Douthat talks about the specific things that US conservatism desperately needs to offer America, and that Trump conspicuously fails to produce. More:

What we are seeing right now in America, an accelerated leftward shift, probably won’t continue at this pace through 2024. But it’s likely to continue in some form so long as Trump is conservatism, and conservatism is Trump — and four more years of trying to use him as a defensive salient is not a strategy of survival, but defeat.

Read it all. You really should, for the details.

If Douthat is right (and I think he is), conservative voters can either:

  1. Vote for Trump, and keep the Democrats out of the White House for four more years, but watch the GOP and organized conservatism turn into a zombie freakshow of impotent crankery; or
  2. Vote for Biden (or withhold your vote from Trump), and watch the Democrats fill the federal government with wokesters, but clear Trump out of the way of those up-and-comers in the GOP who have the desire and the skills to build a real alternative to the Democrats in time for 2022 and 2024.

The way I’ve framed the choice indicates my sympathies, obviously. There are no good options for us conservatives this fall, only two very bad ones. Most two-term presidents struggle to have a successful second term. Given how poorly Trump has performed this year, given the extreme crises he has faced, it is hard to conceive that a second Trump term would be anything but a washout.

Did y’all see the clips of Trump’s low-energy speech at West Point over the weekend, the one in which he couldn’t lift a glass of water to his lips with his right hand? The one in which he sort of toddled off the stage, taking baby steps? Four more years of this weakness and confusion, and the Right will be sunk so deep it will take ages to climb out.

A lot can happen between now and November, but at this point, it is hard to see this exhausted and exhausting president making a case for putting up with him for four more years. I am very well aware of how terrible it will be for conservatives if these Democrats, on fire with wokeness, take over the White House. Joe Biden is a kindly old man who personally doesn’t seem to pose a threat, but the thousands of staffers throughout the federal bureaucracy will be on fire to de-Trumpify the government. But conservatives have to think strategically. It’s not like the Right is seeking a second term for a successful president at the peak of his power and faculties. Last week the chairman of the Joint Chiefs of Staff apologized for having taken part in that Lafayette Park photo op. You want to risk that the country would face a war with a military that doesn’t have confidence in the Commander in Chief? The wheels are coming off.

Of course the wheels are coming off the country too. A case could be made that the Democrats would be tied down with civil unrest, rising crime, and a bad economy for Biden’s term, and would overreach on wokeness. All the Republicans would have to do is come up with a real populist — and not a return to GOP business as usual — who doesn’t alienate women and independents.

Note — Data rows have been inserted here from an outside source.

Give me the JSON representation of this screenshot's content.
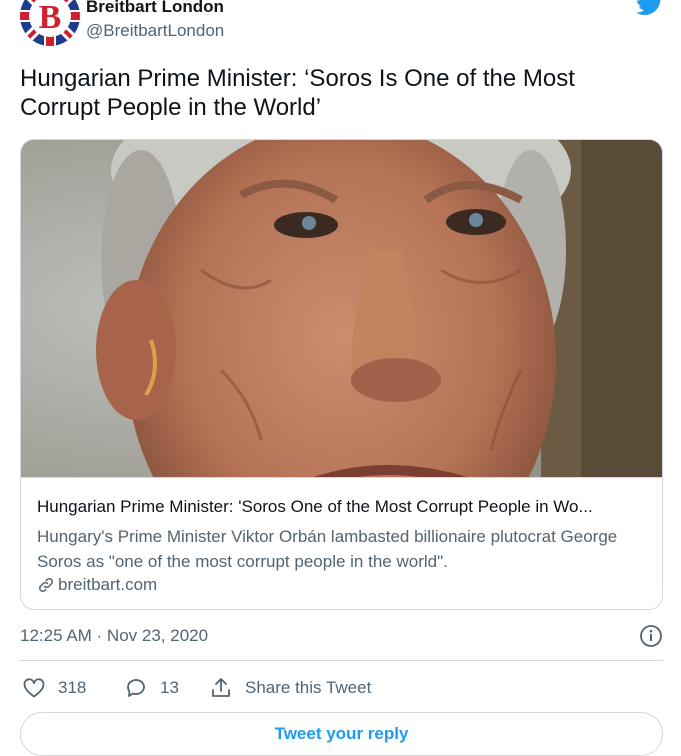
{
  "author": {
    "name": "Breitbart London",
    "handle": "@BreitbartLondon",
    "logo_letter": "B",
    "icon": "union-jack-b-avatar"
  },
  "brand_icon": "twitter-bird-icon",
  "tweet": {
    "text": "Hungarian Prime Minister: ‘Soros Is One of the Most Corrupt People in the World’"
  },
  "card": {
    "image_description_icon": "portrait-photo",
    "title": "Hungarian Prime Minister: 'Soros One of the Most Corrupt People in Wo...",
    "description": "Hungary's Prime Minister Viktor Orbán lambasted billionaire plutocrat George Soros as \"one of the most corrupt people in the world\".",
    "domain": "breitbart.com",
    "domain_icon": "link-icon"
  },
  "meta": {
    "timestamp": "12:25 AM · Nov 23, 2020",
    "info_icon": "info-icon"
  },
  "actions": {
    "likes": "318",
    "replies": "13",
    "share_label": "Share this Tweet"
  },
  "reply_button": "Tweet your reply",
  "colors": {
    "accent": "#1d9bf0",
    "text": "#0f1419",
    "secondary": "#536471",
    "border": "#cfd9de"
  }
}
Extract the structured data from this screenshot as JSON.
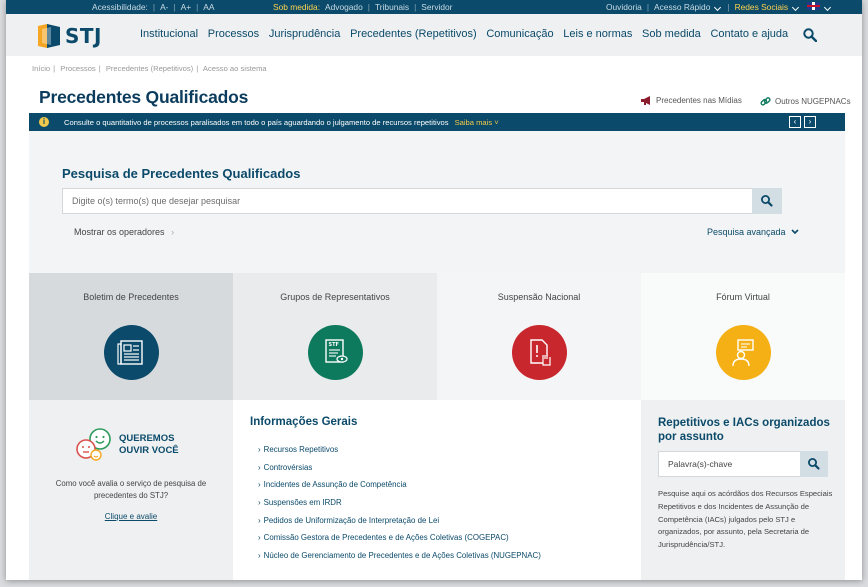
{
  "topbar": {
    "acessibilidade": "Acessibilidade:",
    "font_minus": "A-",
    "font_plus": "A+",
    "contrast": "AA",
    "sob_medida": "Sob medida:",
    "advogado": "Advogado",
    "tribunais": "Tribunais",
    "servidor": "Servidor",
    "ouvidoria": "Ouvidoria",
    "acesso_rapido": "Acesso Rápido",
    "redes_sociais": "Redes Sociais"
  },
  "logo": {
    "text": "STJ"
  },
  "menu": [
    "Institucional",
    "Processos",
    "Jurisprudência",
    "Precedentes (Repetitivos)",
    "Comunicação",
    "Leis e normas",
    "Sob medida",
    "Contato e ajuda"
  ],
  "breadcrumb": [
    "Início",
    "Processos",
    "Precedentes (Repetitivos)",
    "Acesso ao sistema"
  ],
  "page": {
    "title": "Precedentes Qualificados",
    "link_midias": "Precedentes nas Mídias",
    "link_outros": "Outros NUGEPNACs"
  },
  "notice": {
    "text": "Consulte o quantitativo de processos paralisados em todo o país aguardando o julgamento de recursos repetitivos",
    "more": "Saiba mais"
  },
  "search": {
    "title": "Pesquisa de Precedentes Qualificados",
    "placeholder": "Digite o(s) termo(s) que desejar pesquisar",
    "operators": "Mostrar os operadores",
    "advanced": "Pesquisa avançada"
  },
  "tiles": [
    {
      "label": "Boletim de Precedentes",
      "bg": "#d7dadd",
      "circle": "#0b4a6a",
      "icon": "newspaper-icon"
    },
    {
      "label": "Grupos de Representativos",
      "bg": "#e9ebec",
      "circle": "#0e7a5d",
      "icon": "stf-document-icon"
    },
    {
      "label": "Suspensão Nacional",
      "bg": "#f4f5f6",
      "circle": "#c8272d",
      "icon": "stop-hand-document-icon"
    },
    {
      "label": "Fórum Virtual",
      "bg": "#f9fafa",
      "circle": "#f5b015",
      "icon": "forum-person-icon"
    }
  ],
  "feedback": {
    "headline_1": "QUEREMOS",
    "headline_2": "OUVIR VOCÊ",
    "question": "Como você avalia o serviço de pesquisa de precedentes do STJ?",
    "link": "Clique e avalie"
  },
  "info": {
    "title": "Informações Gerais",
    "items": [
      "Recursos Repetitivos",
      "Controvérsias",
      "Incidentes de Assunção de Competência",
      "Suspensões em IRDR",
      "Pedidos de Uniformização de Interpretação de Lei",
      "Comissão Gestora de Precedentes e de Ações Coletivas (COGEPAC)",
      "Núcleo de Gerenciamento de Precedentes e de Ações Coletivas (NUGEPNAC)"
    ]
  },
  "repetitivos": {
    "title": "Repetitivos e IACs organizados por assunto",
    "placeholder": "Palavra(s)-chave",
    "description": "Pesquise aqui os acórdãos dos Recursos Especiais Repetitivos e dos Incidentes de Assunção de Competência (IACs) julgados pelo STJ e organizados, por assunto, pela Secretaria de Jurisprudência/STJ."
  },
  "colors": {
    "brand": "#0b4a6a",
    "accent": "#f2c94c"
  }
}
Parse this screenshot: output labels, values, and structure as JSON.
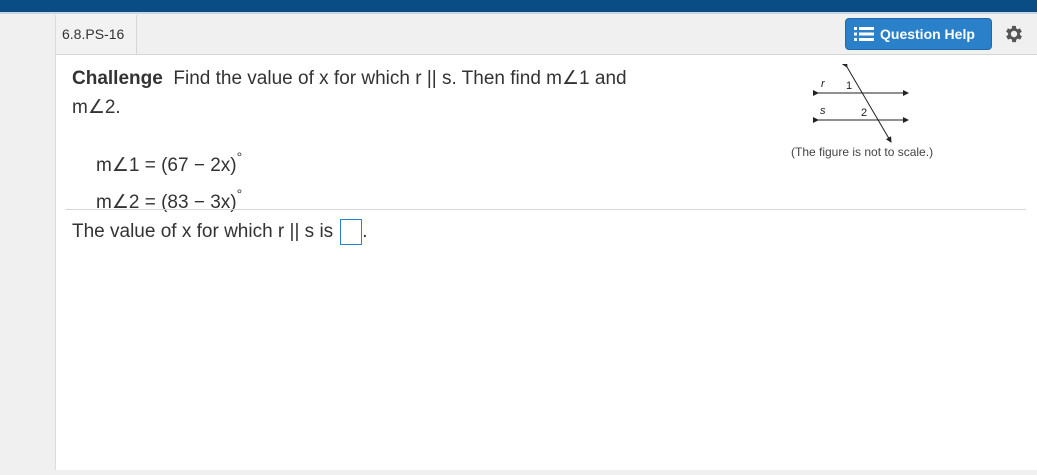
{
  "header": {
    "problem_id": "6.8.PS-16",
    "help_button_label": "Question Help",
    "help_icon": "list-icon",
    "settings_icon": "gear-icon"
  },
  "question": {
    "challenge_label": "Challenge",
    "prompt_line1": "Find the value of x for which r || s. Then find m∠1 and",
    "prompt_line2": "m∠2.",
    "angle1_expr": "m∠1 = (67 − 2x)",
    "angle2_expr": "m∠2 = (83 − 3x)",
    "degree_symbol": "°"
  },
  "figure": {
    "label_r": "r",
    "label_s": "s",
    "label_1": "1",
    "label_2": "2",
    "caption": "(The figure is not to scale.)"
  },
  "answer": {
    "prompt": "The value of x for which r || s is",
    "suffix": ".",
    "value": ""
  },
  "colors": {
    "topbar": "#0a4d85",
    "button": "#2a80c9"
  }
}
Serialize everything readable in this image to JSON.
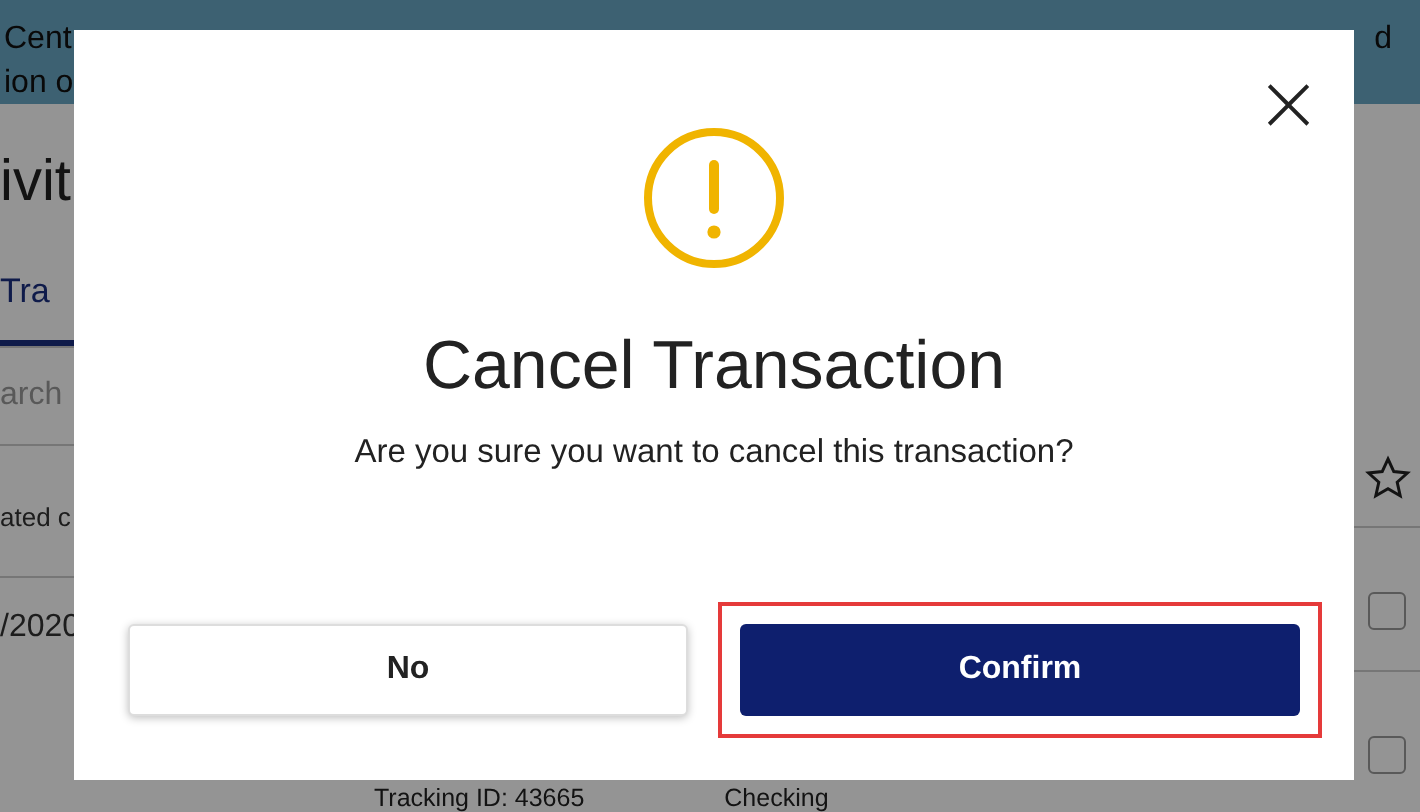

Whatever happens, it’s likely that the 2024 election is going to be the real realignment one — that is, the one that sets the terms for the next political era.

UPDATE: Just as an aside, I find it frustrating that so many conservatives have this idea that a Republican president is preventing a cultural revolution. I have written about it before: Trump as katechon, the force holding back the deluge. 

It really is true that Trump, or any other Republican in the White House, holds back certain bad things. But honestly, conservatives, there is almost nothing that this or any president could do to hold back the cultural revolution taking over corporations and institutions. I’m not saying to vote, or not to vote, a certain way, but only pointing out that politics has a limited sphere of authority.